Seems that I will be slid into this confined tube with earphones on. To be precise, with ear protectors on, because MRI scanners magnetically resonate LOUDLY to produce their 3-D images.

MRI could just as easily stand for Mighty Ruckus Intensifier.

For three minutes you are bombarded with the cacophony of a humongous coffee grinder. Then for five minutes, it’s an industrial-grade vacuum cleaner in serious need of repair. Then for another three-minute session, it’s a jackhammer.

Then its all three at once. It goes on this way for 35 to 40 minutes.

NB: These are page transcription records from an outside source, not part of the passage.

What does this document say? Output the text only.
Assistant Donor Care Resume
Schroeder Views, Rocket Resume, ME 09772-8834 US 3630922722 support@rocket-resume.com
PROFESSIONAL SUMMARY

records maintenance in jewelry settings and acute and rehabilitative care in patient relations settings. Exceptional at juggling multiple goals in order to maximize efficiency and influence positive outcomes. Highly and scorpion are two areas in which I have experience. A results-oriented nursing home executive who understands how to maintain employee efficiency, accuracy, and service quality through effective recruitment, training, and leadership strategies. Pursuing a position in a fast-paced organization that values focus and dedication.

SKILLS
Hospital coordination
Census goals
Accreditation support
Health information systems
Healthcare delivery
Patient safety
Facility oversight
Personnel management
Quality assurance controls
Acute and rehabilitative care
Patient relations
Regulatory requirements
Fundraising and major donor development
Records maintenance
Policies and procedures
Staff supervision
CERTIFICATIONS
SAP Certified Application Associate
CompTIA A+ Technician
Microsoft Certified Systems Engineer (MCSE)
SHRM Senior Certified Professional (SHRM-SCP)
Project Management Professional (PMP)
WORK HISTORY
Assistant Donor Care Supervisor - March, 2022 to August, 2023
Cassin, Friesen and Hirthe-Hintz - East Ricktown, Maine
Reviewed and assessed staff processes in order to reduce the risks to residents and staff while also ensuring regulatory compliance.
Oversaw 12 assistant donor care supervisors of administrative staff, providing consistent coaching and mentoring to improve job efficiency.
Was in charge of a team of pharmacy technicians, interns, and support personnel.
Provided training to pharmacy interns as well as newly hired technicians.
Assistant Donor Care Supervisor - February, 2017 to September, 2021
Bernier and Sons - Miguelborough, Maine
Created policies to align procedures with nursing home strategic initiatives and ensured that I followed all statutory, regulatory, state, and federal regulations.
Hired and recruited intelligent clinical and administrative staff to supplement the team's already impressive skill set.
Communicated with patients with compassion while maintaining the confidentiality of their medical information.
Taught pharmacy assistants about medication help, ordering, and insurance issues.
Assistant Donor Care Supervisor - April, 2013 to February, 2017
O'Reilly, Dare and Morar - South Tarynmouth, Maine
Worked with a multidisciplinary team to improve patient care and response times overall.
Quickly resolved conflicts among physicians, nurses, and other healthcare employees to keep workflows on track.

So I’m given a menu of music selections heavily weighed to Rock. Columns of Rock. metal, grunge, soft, classic. “Jazz,” my choice offers on choice. It lists one musician, predictably Wynton Marsalis. Mind, I have nothing against Wynton but why does jazz rise and set on Marsalis for so many in the Post-Reagan generations?

I chose James DePriest and the Oregon Symphony, just to keep things familiar.

* * *

The resonating has begun. The aural assault spins round my head. The jackhammer, grinder, vacuum cleaner reduce the orchestra to a distant whimper. After three minutes, all goes silent.

The technician’s voice comes through the headset. Technician ex machina.

“How are you doing, William?” (He’s reading my name from a chart. “William Frederick Seifert.” I don’t tell him I go by “Rick” because I’m hoping the “William” reference is a one-off.

It isn’t.

“You’re doing great, William.”

Actually, I’m not doing anything but lying on my back with my eyes closed.

“One thing,” I say. “Let’s dump the Oregon Symphony for Credence Clearwater.

“You got it,” he says as if taking an order for a hamburger and fries.

“Willy and the Poor Boys” ride to the rescue.

* * *

I haven’t received the scan results yet, but my guess is that the main thing the 35-minute clamor accomplished was another billing in the radiology department’s books.

“Could you tell me,” I inquired of the receptionist when I checked in, “what all this costs?”

I must have been the first to ask because she had to look it up in the computer.

“$2400 for your partial, head scan,” she said matter of factly.

I wonder whether Medicare pays Credence Clearwater Revival residuals.